Consistency was part of Kim's keg attraction, though admittedly it took research and tinkering to learn the ins and outs. He said acidic juices can corrode standard keg lines (fresh OJ for the Blood, Sand and Ice is added in the glass) and flavored simple syrups, like the orgeat in Kim's fernet-taming Not Doing Jack in the Morning, can cloud the drinks unless finely strained.

Then there's accounting for the subtle dilution that stirred or shaken drinks normally undergo. Water is added to the pre-made batches that yield more than 210 cocktails, replicating the ice melt of a singularly made drink. "Sometimes when you're doing the calculations you're talking gallons of water and it just doesn't sound right, but it is," Kim said.

Sea Change manager Nick Lane also is mixing certain cocktails by the batch. But instead of kegging his smaller five-liter concoctions, they are aged in oak barrels for 45 days, softening the alcohol burn, drawing out certain ­flavors and imparting hints of the wood. "A lot of the stuff that Jamie [Malone] is doing in the kitchen is aging, fermenting, waiting for flavors to develop," Lane said. "So, it seemed like a cool tie-in to do drinks in the same manner."

Spearheaded stateside by Jeffrey Morgenthaler of Portland's Clyde Common, barrel-aged cocktails are a trend in their own right and can also be found at W.A. Frost and the St. Paul Grill. Lane has aged at least eight different cocktails, including an earthy mushroom Manhattan using porcini ­bitters and an impeccably smooth Negroni.
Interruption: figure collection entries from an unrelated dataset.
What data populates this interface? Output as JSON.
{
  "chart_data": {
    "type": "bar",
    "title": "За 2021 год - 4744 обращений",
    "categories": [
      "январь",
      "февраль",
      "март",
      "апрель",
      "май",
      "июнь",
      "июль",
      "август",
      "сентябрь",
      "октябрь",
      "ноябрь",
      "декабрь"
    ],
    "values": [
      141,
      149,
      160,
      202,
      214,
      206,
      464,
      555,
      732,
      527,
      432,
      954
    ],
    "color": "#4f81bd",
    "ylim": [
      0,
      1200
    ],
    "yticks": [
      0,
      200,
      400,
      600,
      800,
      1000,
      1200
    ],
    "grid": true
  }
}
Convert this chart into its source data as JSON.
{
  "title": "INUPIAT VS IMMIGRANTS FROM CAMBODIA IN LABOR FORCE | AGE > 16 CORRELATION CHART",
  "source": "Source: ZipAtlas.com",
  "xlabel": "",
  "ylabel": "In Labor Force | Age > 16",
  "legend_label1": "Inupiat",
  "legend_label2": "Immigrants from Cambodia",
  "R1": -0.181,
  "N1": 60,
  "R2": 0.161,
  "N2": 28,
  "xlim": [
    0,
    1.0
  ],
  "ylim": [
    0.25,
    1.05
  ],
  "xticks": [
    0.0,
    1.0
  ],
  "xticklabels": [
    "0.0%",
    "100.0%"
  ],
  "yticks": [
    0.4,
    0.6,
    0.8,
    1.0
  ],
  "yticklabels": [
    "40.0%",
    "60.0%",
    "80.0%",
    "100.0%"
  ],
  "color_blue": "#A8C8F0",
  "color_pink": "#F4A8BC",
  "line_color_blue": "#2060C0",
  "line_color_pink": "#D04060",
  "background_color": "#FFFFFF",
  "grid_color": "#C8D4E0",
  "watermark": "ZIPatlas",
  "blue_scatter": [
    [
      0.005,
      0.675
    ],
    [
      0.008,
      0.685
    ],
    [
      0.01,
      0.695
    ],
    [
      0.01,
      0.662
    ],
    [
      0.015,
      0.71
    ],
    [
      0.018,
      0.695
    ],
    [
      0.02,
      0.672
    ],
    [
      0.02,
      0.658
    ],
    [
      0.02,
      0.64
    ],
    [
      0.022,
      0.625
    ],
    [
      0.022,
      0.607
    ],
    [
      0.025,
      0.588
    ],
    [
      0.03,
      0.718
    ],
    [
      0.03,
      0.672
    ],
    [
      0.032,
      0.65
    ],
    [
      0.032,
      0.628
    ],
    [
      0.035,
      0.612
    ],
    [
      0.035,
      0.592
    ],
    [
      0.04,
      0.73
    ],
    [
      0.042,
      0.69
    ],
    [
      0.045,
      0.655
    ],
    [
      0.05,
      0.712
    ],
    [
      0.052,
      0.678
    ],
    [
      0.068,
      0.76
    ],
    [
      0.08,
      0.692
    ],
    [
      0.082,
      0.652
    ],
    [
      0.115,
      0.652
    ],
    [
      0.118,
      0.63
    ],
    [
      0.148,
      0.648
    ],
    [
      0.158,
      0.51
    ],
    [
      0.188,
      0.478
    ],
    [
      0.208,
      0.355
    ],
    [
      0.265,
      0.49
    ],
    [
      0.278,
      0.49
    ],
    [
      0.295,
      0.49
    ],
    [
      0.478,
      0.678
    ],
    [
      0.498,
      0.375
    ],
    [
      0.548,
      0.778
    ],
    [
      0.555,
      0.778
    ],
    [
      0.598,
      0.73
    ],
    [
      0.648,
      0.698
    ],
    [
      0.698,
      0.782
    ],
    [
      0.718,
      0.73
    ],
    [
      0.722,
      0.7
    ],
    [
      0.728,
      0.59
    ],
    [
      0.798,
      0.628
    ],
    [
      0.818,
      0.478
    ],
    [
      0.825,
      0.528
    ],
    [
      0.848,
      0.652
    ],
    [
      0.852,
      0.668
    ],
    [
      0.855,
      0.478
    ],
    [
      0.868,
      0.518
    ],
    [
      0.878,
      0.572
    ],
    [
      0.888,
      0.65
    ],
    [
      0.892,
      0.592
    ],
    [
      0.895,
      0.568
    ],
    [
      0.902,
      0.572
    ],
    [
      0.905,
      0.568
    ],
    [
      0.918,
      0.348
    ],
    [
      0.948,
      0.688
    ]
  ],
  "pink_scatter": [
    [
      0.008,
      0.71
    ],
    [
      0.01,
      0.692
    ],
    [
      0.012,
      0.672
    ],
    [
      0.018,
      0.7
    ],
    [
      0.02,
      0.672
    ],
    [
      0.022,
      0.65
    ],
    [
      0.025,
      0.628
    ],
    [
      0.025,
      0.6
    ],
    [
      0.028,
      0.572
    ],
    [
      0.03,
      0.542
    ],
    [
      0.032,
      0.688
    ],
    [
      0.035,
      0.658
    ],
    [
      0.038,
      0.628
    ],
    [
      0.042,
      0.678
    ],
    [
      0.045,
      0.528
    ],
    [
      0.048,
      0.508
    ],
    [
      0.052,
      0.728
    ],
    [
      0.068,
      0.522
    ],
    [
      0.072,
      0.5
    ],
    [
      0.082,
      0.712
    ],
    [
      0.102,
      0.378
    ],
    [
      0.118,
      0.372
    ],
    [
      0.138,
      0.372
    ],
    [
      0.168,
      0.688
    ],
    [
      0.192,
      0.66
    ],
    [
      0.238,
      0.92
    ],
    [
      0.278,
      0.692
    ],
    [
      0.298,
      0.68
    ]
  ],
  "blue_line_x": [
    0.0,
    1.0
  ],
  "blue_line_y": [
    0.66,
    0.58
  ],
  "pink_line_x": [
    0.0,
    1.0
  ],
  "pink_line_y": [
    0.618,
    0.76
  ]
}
One of the arguments against kegged or otherwise pre-batched cocktails is that it strips away the performance aspect — bartenders building drinks like meticulous spirit-wielding scientists, the romantic sound of a vigorous shake or a bar spoon swirling in a mixing glass. While Olson (another Bradstreet alum) appreciates traditional cocktailing, he counters that there's room for short-order charm.

"I would say technology is good, it's just how you approach it," Olson said. "Maybe it didn't take them too long to make, but they can tell you everything that's in the cocktail, why it's in there and what it does for the cocktail. I think that's where a lot of romanticism needs to happen with the quick-service cocktails."

Michael Rietmulder writes about bars, beer and nightlife.